それぞれの個性と
共同生活と訓練を開始してから二週間が経った。
その間にも、互いのことが少しづつわかってきた。
まず、鬼神は粗暴な言動や態度からは裏腹に神経質だ。ゴミ出しも風呂掃除にトイレ掃除まで、ものすごく気にする。五奇も何度怒られたかわからない。
次に等依は、あのチャラさからは想像できないほど面倒見がいい。周りをよく見ていて、何かあれば率先して行動してくれる。
ある意味ギャップが一番激しかったのが空飛だ。あの丁寧すぎる口調と礼儀正しさからはうかがい知れないほどに、いつも寝坊ギリギリだし、ズボラだったのだ。だから、
「おい! 半妖! てめぇ、ゴミはちゃんと分けろって言ってんだろうが!!」
今日も、朝一で鬼神の怒鳴り声が聞こえてきた。
(また空飛君が怒られてるのか。確かにズボラだけどさぁ、鬼神さんも神経質すぎんだよなぁ)
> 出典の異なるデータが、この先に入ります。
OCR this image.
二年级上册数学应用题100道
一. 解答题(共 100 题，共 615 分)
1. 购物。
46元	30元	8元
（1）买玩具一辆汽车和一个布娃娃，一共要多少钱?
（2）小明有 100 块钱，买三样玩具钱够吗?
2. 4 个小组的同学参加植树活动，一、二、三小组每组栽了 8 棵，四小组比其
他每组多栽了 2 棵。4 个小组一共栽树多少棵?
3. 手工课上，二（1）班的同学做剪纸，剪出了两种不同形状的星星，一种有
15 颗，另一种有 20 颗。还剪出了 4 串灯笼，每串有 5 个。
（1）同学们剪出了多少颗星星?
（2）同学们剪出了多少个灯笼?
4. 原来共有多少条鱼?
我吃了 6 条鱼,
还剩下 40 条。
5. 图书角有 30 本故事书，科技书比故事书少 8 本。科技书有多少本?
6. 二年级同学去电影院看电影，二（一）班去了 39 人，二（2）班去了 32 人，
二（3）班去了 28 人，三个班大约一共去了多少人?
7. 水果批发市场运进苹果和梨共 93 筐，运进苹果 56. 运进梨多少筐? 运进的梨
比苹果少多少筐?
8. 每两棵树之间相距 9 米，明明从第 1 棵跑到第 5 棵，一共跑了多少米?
歯を磨きながら、そんなことを考える。もはや朝の光景だった。歯を磨き終えた五奇がリビングに入ると、不機嫌そうな鬼神と目が合った。
「ちっ! んだよ?」
「……いや、なんも?」
微妙な空気が二人の間に流れたタイミングで、空飛が二階から降りてきた。
「おはようございます。あの、鬼神さん僕を呼ばれましたか?」
「あぁ!? てめぇが出したゴミがまた分別できてねぇんだよ! 何度言やあわかんだ!? トリアタマか!」
そう怒鳴られ、空飛が頭を下げる。
「も、申し訳ございません! つい……!」
「つい……じゃねぇんだよ! ちっ! クソが!」
苛立ちを隠しもせずに、鬼神は空飛にゴミを分別させる。そんな二人を見て「どうしたものか」と五奇は思案した。
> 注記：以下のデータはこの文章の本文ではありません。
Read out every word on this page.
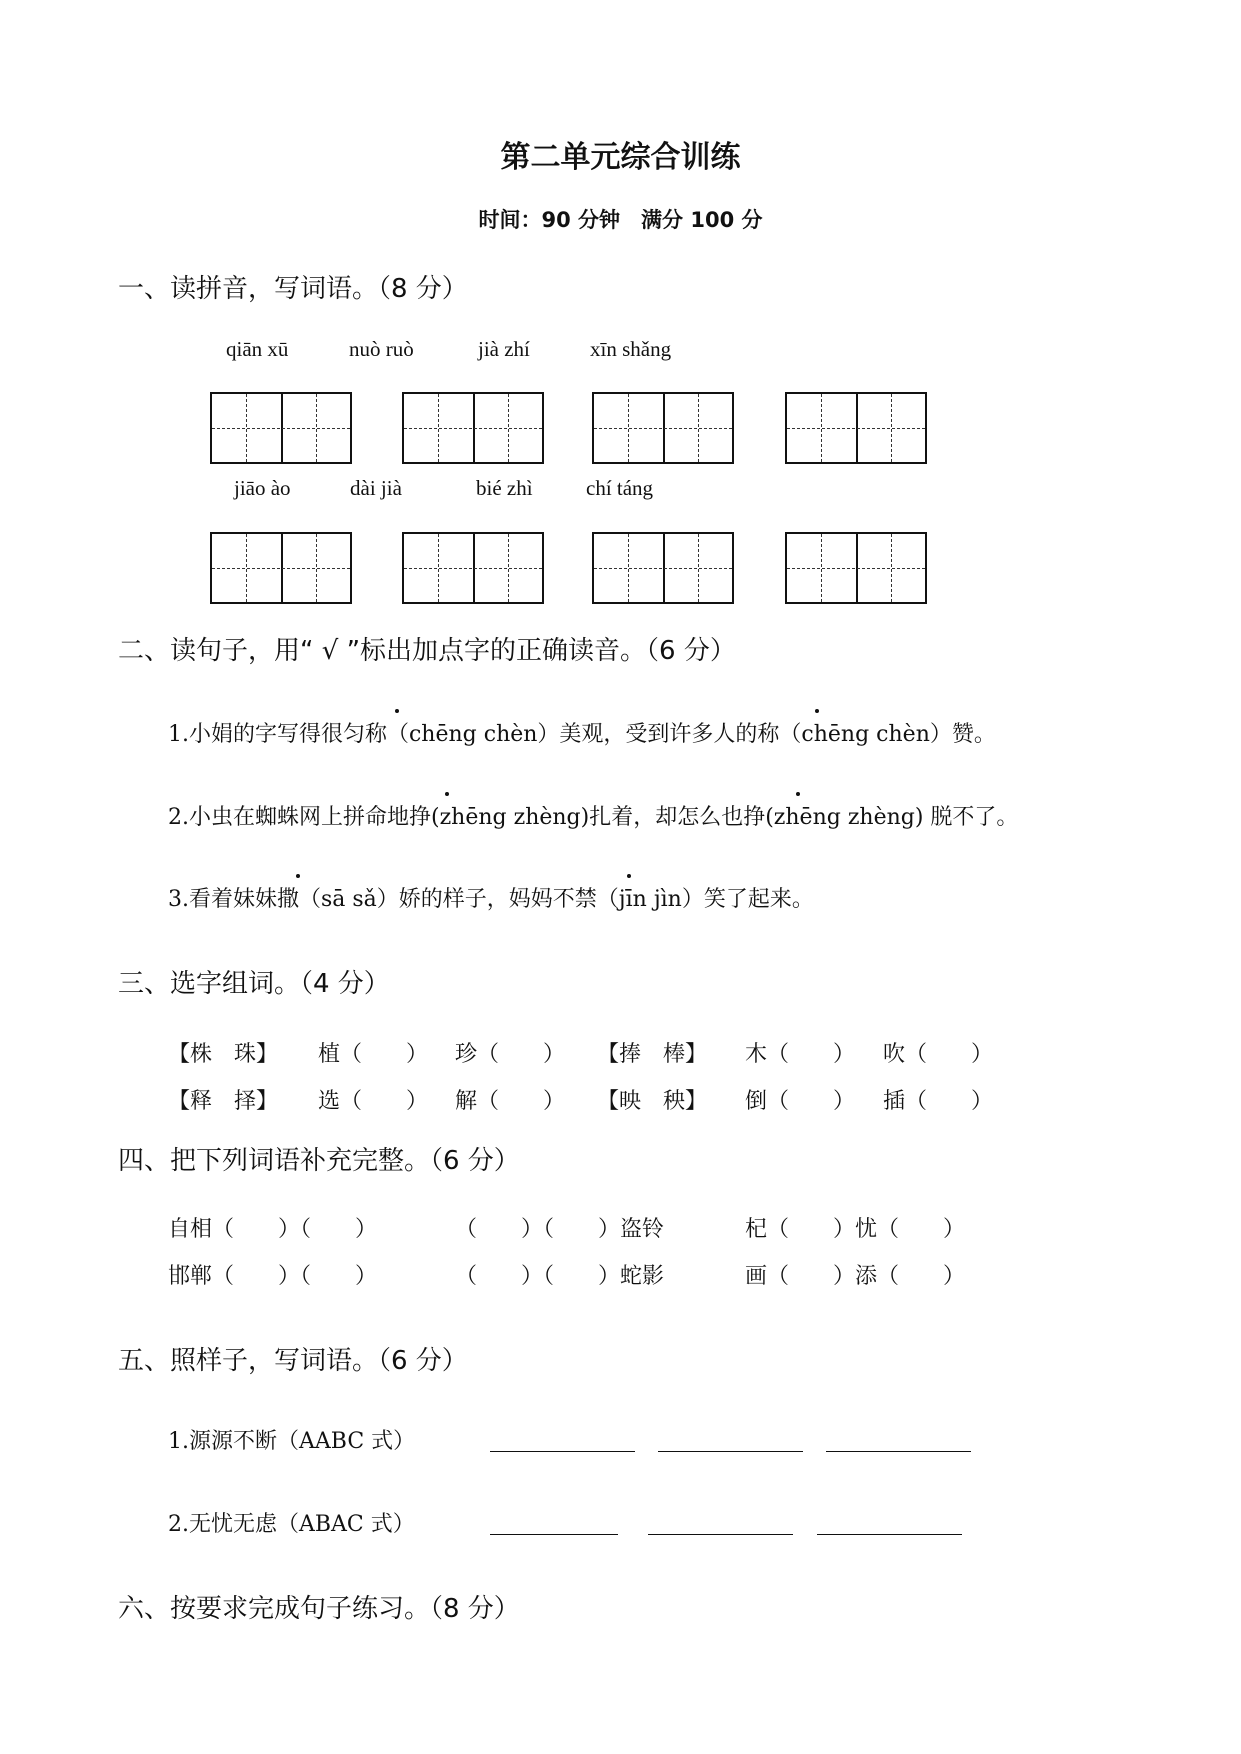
第二单元综合训练
时间：90 分钟　满分 100 分
一、读拼音，写词语。（8 分）
qiān xū	nuò ruò	jià zhí	xīn shǎng
jiāo ào	dài jià	bié zhì	chí táng
二、读句子，用“ √ ”标出加点字的正确读音。（6 分）
1.小娟的字写得很匀称（chēng chèn）美观，受到许多人的称（chēng chèn）赞。
2.小虫在蜘蛛网上拼命地挣(zhēng zhèng)扎着，却怎么也挣(zhēng zhèng) 脱不了。
3.看着妹妹撒（sā sǎ）娇的样子，妈妈不禁（jīn jìn）笑了起来。
三、选字组词。（4 分）
【株　珠】 植（　　） 珍（　　） 【捧　棒】 木（　　） 吹（　　）
【释　择】 选（　　） 解（　　） 【映　秧】 倒（　　） 插（　　）
四、把下列词语补充完整。（6 分）
自相（　　）（　　）	（　　）（　　）盗铃	杞（　　）忧（　　）
邯郸（　　）（　　）	（　　）（　　）蛇影	画（　　）添（　　）
五、照样子，写词语。（6 分）
1.源源不断（AABC 式）
2.无忧无虑（ABAC 式）
六、按要求完成句子练习。（8 分）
(鬼神さんの主張は真っ当だけど、言い方がひど過ぎるんだよな。もっと言いようがあるだろうに……。だけど、俺が注意すると火に油を注ぐようなものだしなぁ)
五奇も何度か言い方を注意してみたのだが、その度に「うるせぇ! ならちゃんとやれや!」と怒らせてしまい、いつも平行線なのだ。
そうなるともうお手上げだ。どうすることもできず、ただ鬼神の機嫌が直るのを待つだけとなる。
(正直、他人の機嫌を見ないといけないのって、けっこうしんどいんだけど?)
内心でそう愚痴りながら、五奇は冷蔵庫から昨日買ったサンドウィッチを取り出してテーブルに移動した。椅子に座って横目で見れば、分別が終わったらしい空飛がゴミ出しに行かされているところだった。
元々は当番制にしようという話だったのだが、鬼神の口うるささと空飛のズボラっぷりから、管理が彼女に一任された。
「……いただきます」
誰にともなくそう言うと、サンドウィッチを口に運ぶ。具材はハムにキャベツだ。それに満足しながら食事を摂っていると、等依がゆっくりとリビングに入ってきた。
「おっは~。ふあーよく寝たっスー」
「等依先輩、おはようございます」
挨拶を交わすと、等依も朝食の準備を始める。全員の食事の好みが違うため各自で用意している。ちなみに、等依の今日の朝食はピザトーストだった。
(朝からよく食べれるよな……)
五奇は妙な関心をしながら、食事を終えて身支度を整える。そうしているうちに他の三人も合流して、そろって家を出た。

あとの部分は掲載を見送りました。